The Indigenous Rewilding Network (IRN) is a consortium of Indigenous nations, NGOs, scientists, and individuals dedicated to rewilding at a continental scale. The Indigenous Rewilding Network emerged out of a collaboration between the Flower Hill Institute and The Buckminster Fuller Institute in 2023.

IRN consists of four interconnected components designed to support its mission:

  • Landback Opportunities: The Network will facilitate the development of intertribal entities to receive title, steward land acquired by the Network or its partners, and support Tribal ventures on the land. This model is currently being piloted on a 50,000-acre parcel in Northern New Mexico.

  • Indigenous Rewilding Institute: Serving as a technical assistance hub for Traditional Ecological Knowledge (TEK)-informed stewardship practices, the Institute will provide education, training, and direct services to the intertribal landback entities and their land management staff.

  • Indigenous Rewilding Fund: A regenerative blended finance vehicle that will capitalize land purchases, intertribal management entities, and economic ventures on returned lands.

  • Indigenous Land Trust: This entity will hold and enforce conservation easements on returned lands (as well as other lands owned by cooperating parties) to expand the scope of Indigenous management and fund land purchases.

These components work together to catalyze the largest Indigenous land return movement in history by transitioning over 1 million acres of land across North America back to Indigenous stewardship. IRN builds coalitions and partnerships with Tribes, intertribal organizations, and supportive entities to maintain Indigenous leadership of these projects and further the visibility of landback and Indigenous-led rewilding efforts.

Through this support, we aim to catalyze a regenerative transformation of the lands and stewardship practices, restoring ecological function, bringing keystone species back from the brink of extinction and providing a template for land return and Indigenous management .

The Indigenous Rewilding Network is emerging at a moment where there is increasing recognition of the magnitude of the ecological crisis facing humanity. While many challenges remain, many Indigenous communities are better positioned than ever to reclaim stewardship roles over lands and resources, and there is growing domestic and international support for the diversification of environmental management and restoring the role that Indigenous communities have played in maintaining the health and wellbeing of natural systems.

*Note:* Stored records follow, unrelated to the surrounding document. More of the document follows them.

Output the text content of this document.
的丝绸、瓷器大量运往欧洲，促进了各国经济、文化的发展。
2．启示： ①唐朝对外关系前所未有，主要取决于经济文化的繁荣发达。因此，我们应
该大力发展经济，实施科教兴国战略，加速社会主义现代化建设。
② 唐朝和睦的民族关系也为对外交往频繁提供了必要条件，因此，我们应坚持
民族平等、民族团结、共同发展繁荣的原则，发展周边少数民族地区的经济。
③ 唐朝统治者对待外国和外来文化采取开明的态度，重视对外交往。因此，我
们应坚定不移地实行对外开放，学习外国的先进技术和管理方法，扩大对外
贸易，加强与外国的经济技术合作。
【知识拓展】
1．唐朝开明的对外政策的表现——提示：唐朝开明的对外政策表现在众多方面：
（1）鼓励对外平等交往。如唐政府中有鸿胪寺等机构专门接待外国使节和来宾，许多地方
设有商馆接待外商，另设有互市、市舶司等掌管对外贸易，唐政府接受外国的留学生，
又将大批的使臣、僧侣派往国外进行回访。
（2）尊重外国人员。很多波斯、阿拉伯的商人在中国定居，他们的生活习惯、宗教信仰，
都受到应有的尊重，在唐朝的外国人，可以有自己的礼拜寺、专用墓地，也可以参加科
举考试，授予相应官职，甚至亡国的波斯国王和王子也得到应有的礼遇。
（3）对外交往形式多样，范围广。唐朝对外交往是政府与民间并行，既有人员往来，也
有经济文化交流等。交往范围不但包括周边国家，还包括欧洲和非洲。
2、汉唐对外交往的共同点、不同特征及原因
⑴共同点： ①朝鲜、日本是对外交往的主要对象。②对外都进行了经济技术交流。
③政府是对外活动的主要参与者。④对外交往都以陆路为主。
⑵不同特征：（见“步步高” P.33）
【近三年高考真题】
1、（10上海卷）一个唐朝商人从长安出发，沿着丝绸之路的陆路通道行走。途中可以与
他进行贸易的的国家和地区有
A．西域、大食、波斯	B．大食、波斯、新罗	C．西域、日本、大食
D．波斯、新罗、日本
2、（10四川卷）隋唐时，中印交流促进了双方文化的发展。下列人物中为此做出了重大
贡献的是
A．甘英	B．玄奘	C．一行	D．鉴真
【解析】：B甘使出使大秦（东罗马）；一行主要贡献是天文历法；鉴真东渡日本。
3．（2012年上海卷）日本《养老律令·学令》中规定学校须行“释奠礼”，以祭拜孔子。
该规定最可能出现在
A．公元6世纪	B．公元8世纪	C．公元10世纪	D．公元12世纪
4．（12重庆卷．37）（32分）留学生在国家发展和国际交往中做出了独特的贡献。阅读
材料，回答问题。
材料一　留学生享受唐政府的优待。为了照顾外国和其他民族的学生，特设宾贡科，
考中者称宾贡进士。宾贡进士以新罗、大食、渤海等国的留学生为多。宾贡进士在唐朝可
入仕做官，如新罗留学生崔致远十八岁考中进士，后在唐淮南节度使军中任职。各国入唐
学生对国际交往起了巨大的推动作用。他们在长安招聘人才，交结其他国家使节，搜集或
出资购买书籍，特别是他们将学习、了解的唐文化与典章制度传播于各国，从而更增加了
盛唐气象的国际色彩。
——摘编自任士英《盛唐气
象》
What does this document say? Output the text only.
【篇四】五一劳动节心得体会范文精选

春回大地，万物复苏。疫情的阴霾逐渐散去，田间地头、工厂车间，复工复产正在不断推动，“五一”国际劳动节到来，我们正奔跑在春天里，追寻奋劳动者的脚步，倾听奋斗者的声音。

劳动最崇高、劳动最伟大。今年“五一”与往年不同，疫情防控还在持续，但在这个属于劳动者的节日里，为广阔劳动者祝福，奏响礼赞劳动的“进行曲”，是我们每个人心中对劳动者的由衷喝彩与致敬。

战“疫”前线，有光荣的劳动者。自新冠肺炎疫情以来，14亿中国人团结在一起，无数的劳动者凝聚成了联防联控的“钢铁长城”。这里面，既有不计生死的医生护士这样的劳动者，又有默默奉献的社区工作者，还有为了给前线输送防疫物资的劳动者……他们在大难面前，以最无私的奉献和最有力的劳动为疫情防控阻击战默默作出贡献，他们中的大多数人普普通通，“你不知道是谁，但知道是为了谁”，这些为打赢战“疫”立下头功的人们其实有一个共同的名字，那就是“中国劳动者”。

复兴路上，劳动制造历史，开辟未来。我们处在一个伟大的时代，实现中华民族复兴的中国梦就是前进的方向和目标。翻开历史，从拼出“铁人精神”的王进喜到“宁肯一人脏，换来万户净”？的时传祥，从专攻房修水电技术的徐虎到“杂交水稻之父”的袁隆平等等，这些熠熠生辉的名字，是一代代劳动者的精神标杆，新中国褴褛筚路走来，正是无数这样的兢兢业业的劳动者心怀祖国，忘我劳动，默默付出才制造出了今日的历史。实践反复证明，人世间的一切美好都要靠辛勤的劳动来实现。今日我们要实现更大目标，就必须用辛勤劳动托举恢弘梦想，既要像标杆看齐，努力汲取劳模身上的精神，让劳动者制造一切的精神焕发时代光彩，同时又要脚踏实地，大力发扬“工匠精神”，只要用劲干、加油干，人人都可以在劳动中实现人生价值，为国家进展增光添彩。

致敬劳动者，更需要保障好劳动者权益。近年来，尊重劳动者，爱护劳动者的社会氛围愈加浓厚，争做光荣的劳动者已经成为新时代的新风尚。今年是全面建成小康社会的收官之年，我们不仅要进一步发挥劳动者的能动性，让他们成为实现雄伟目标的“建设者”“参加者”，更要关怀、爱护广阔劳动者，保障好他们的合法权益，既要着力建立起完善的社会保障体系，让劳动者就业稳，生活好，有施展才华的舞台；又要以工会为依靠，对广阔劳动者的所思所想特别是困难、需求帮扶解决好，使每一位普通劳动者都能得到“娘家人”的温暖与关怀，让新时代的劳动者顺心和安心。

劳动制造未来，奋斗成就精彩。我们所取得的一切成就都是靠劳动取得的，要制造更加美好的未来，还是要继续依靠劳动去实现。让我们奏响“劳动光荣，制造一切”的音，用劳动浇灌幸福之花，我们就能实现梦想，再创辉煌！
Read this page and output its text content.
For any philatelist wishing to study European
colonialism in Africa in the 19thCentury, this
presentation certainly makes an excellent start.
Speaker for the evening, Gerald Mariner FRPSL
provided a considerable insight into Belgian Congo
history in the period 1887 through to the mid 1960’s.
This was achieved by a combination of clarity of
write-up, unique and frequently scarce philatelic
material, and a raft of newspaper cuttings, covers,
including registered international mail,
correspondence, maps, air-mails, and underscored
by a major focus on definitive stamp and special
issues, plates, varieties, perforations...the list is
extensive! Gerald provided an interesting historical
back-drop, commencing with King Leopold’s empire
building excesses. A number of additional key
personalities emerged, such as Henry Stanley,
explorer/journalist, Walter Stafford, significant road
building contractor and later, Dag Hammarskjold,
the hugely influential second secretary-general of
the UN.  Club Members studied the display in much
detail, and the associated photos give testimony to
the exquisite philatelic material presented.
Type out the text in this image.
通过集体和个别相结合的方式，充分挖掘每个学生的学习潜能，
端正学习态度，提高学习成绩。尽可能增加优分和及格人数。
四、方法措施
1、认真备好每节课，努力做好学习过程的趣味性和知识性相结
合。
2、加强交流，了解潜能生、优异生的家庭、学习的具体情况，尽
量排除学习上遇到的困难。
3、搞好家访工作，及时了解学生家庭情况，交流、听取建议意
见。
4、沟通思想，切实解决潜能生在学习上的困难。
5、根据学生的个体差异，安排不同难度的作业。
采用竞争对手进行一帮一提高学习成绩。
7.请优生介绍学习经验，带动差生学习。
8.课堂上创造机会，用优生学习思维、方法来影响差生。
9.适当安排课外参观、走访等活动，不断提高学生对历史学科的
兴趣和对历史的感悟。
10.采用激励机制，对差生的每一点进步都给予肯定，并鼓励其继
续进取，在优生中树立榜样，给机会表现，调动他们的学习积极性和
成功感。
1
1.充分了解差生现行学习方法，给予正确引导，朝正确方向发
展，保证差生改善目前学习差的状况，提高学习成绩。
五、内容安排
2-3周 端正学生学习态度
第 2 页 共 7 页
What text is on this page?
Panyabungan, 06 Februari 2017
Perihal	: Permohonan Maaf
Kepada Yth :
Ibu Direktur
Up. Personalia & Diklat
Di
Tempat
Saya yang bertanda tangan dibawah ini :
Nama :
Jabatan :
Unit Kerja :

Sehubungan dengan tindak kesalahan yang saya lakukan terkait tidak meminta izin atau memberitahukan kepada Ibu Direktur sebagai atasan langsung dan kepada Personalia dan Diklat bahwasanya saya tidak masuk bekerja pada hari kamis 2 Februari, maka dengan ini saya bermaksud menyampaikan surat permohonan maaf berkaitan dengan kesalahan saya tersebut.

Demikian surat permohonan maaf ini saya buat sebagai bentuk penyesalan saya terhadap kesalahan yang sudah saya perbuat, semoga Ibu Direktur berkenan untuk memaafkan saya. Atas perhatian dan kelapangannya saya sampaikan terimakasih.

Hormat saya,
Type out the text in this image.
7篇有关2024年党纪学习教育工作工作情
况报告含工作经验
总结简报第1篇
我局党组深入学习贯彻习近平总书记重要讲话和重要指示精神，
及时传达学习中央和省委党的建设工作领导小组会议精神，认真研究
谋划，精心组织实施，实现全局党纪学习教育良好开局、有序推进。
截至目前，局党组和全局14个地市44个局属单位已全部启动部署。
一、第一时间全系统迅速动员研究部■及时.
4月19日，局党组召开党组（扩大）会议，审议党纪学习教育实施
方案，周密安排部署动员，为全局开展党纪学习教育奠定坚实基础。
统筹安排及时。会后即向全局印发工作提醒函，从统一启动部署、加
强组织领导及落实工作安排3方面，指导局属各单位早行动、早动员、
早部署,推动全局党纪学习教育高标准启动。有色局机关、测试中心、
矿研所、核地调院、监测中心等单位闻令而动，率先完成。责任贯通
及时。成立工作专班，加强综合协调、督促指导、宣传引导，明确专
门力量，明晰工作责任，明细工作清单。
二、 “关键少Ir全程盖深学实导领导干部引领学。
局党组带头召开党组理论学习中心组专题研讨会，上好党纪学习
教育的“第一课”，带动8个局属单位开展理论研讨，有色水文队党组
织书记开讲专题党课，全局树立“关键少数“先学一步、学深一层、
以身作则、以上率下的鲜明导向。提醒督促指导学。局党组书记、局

Amidst this crisis moment, the leadership of Indigenous communities practicing both traditional and contemporary ecological stewardship methods is needed now more than ever. The current socio-political climate offers a fertile ground for initiatives like this one to gain substantial support and resources, while also contributing to reconciliation and healing by addressing historical injustices through the restoration of Indigenous lands and stewardship. Establishing the network now taps into these dynamics, setting the stage for a rethought stewardship paradigm that is more holistic, just, and effective.